You type in a word or phrase and pick the language(s) to translate it to/from. There are other tools out there but this one is so easy to use and, to be honest, a little süchtig.

But back to my idea. I find it interesting that words often sound so much kinder and/or less harsh in other languages. Maybe it's related to the American fascination with foreign accents. But here are some examples:

Large (as on your clothing tag) sounds so much nicer in other languages: French: grand, Spanish: grande, Italian is the best: grandi. "You are so grand," sounds so complimentary doesn't it?

Computer in Spanish: computadora. How cute is that?

Rags in French is chiffons. If someone said to you: "vos vêtements ressemblent à des chiffons" (your clothes look like rags!) would you ever even imagine you had just been insulted? No, and especially if uttered by someone with a cute little accent, you'd likely say, blushing and with eyelashes fluttering, "well thank you!"

However, some words seem to be the same or similar the world over:
Jerk is jerk (or close to it) the world over. jerk (French and Italian), ruck (German), imbécil (Spanish)

And cool is just cool is almost any language: cool (French), fresco (Italian), kühl (German)

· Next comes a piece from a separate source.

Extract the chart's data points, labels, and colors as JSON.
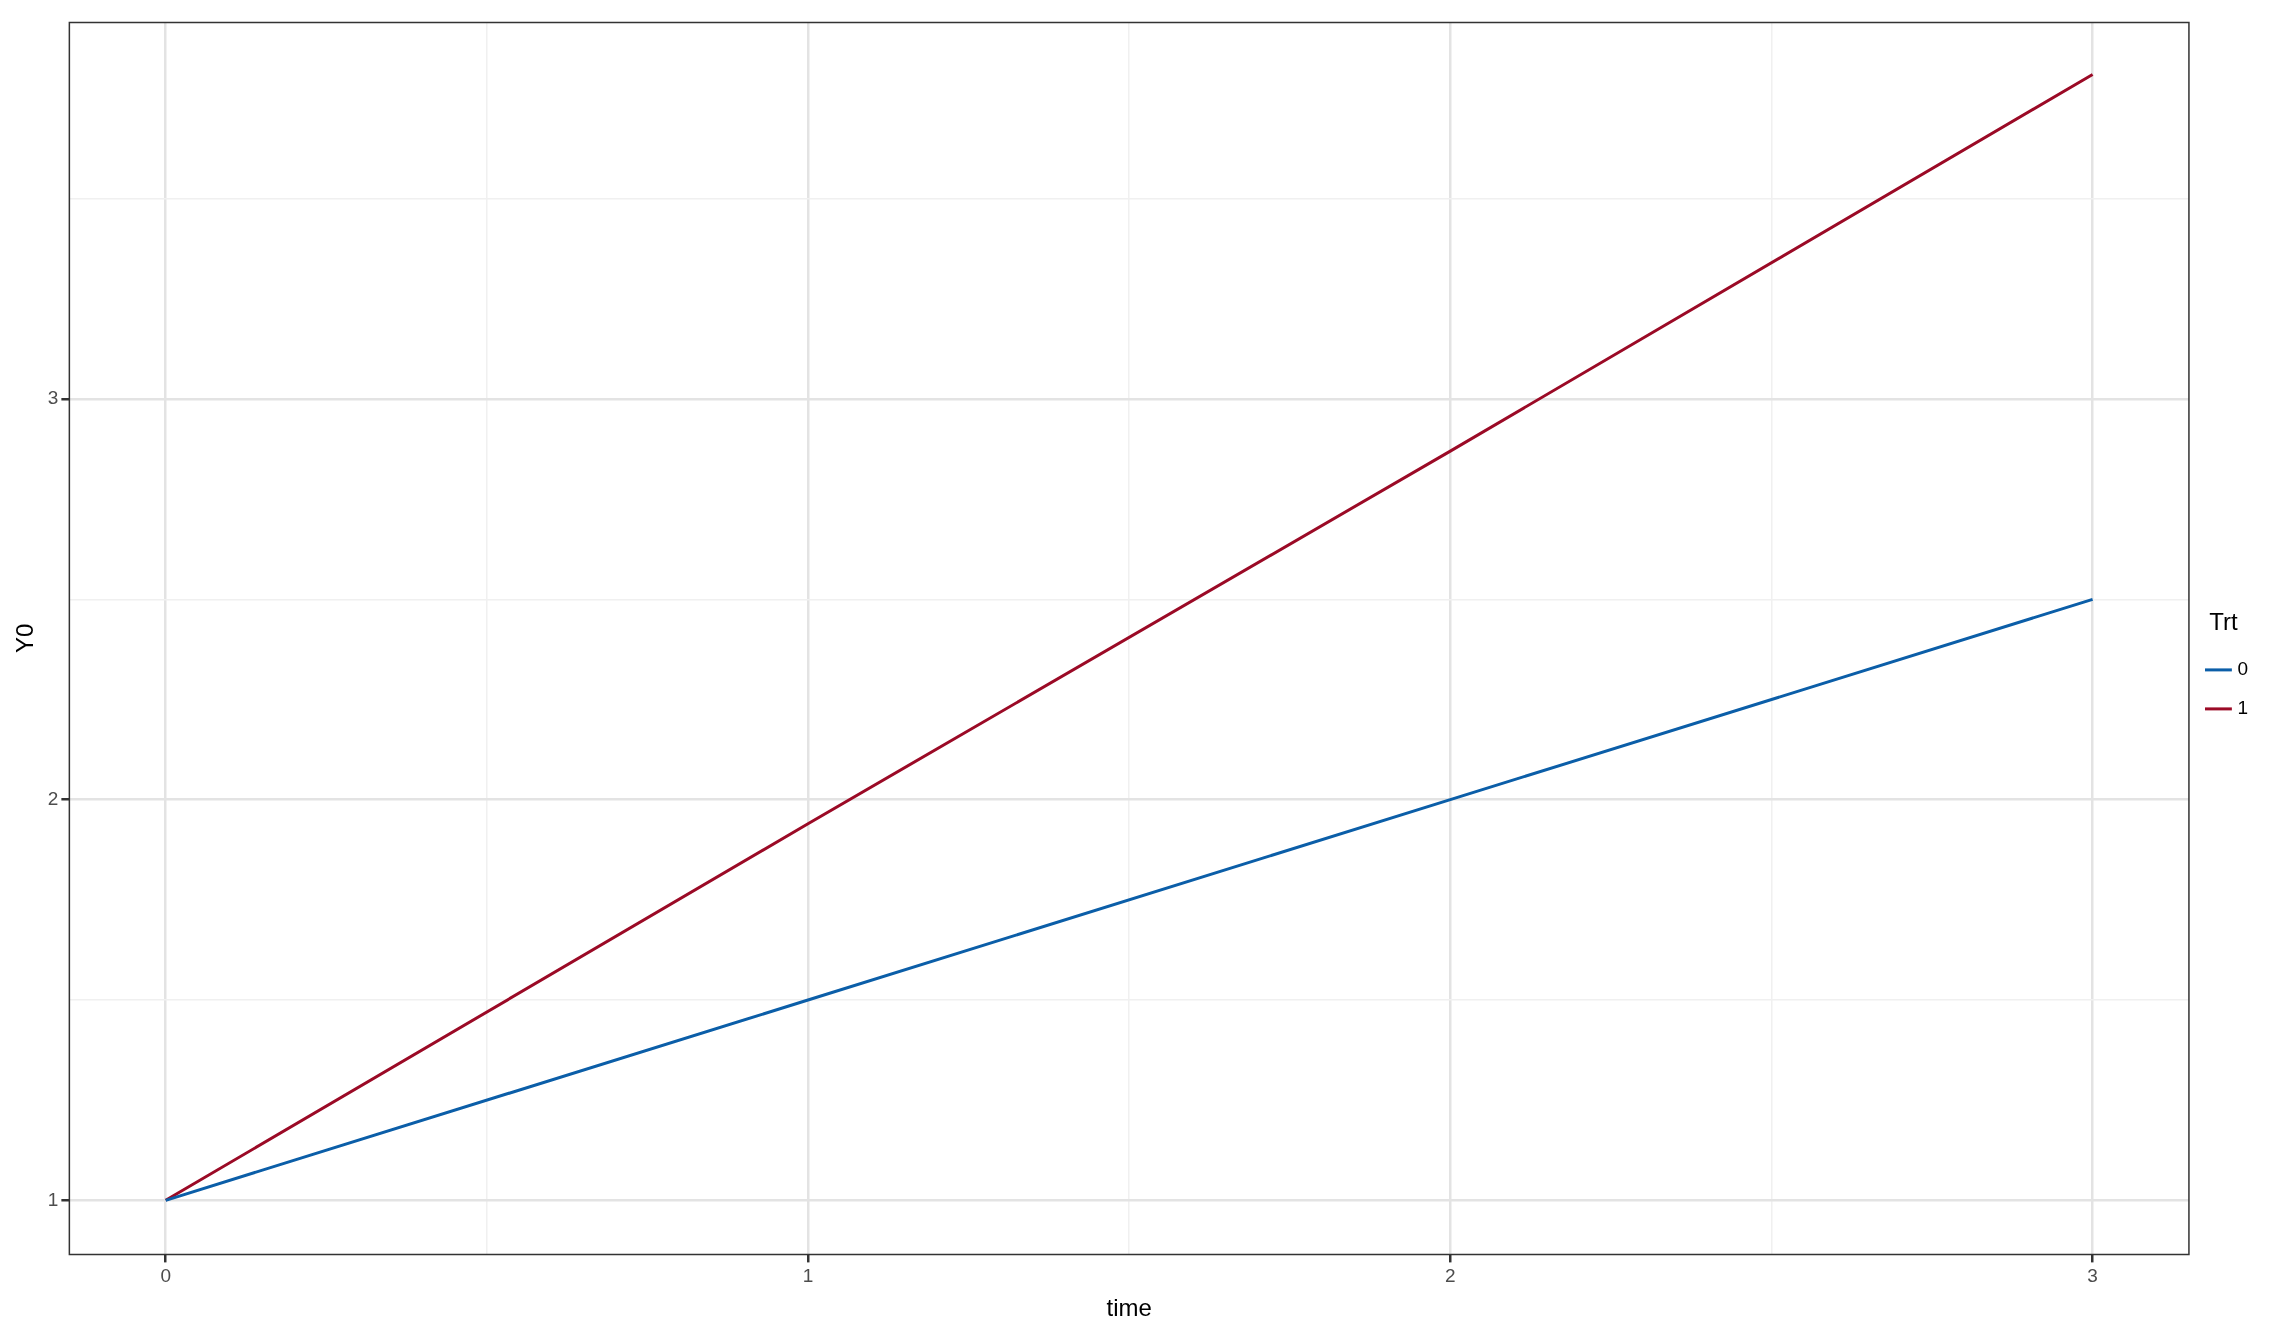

Speaking of cool, there is not a single cool or clever or creative thing about English letters. So many other languages have such intéressant accent marks (apparently also called diacritical marks):


But we've got nothing! I think that's why we overuse things like underlining, italics, caps, and silly happy faces. We're bored to tears! :-(

Uh oh, something just occurred to me. Grandmother. You know that I've already been worried about that name, and for no apparent reason. So now I get that it really means large mother. This is a horrible revelation and I refuse to ever be called LARGE MOTHER, even if your future child tries to make it cute and says "grandi-madre." I swear I will ignore the adorable, but cheeky child. Hmph! (translated is the same in any language.)



However, I don't find this WordMonkey so helpful... especially when you are unsure what language you are translating from. Mom tried to be quippy and sign it "
Äiti" - but since I have no clue what that means, nor what language it is, I am left at a lost. And WordMonkey is unable to help!

But enjoy mom's post! And let me know if WordMonkey works for you!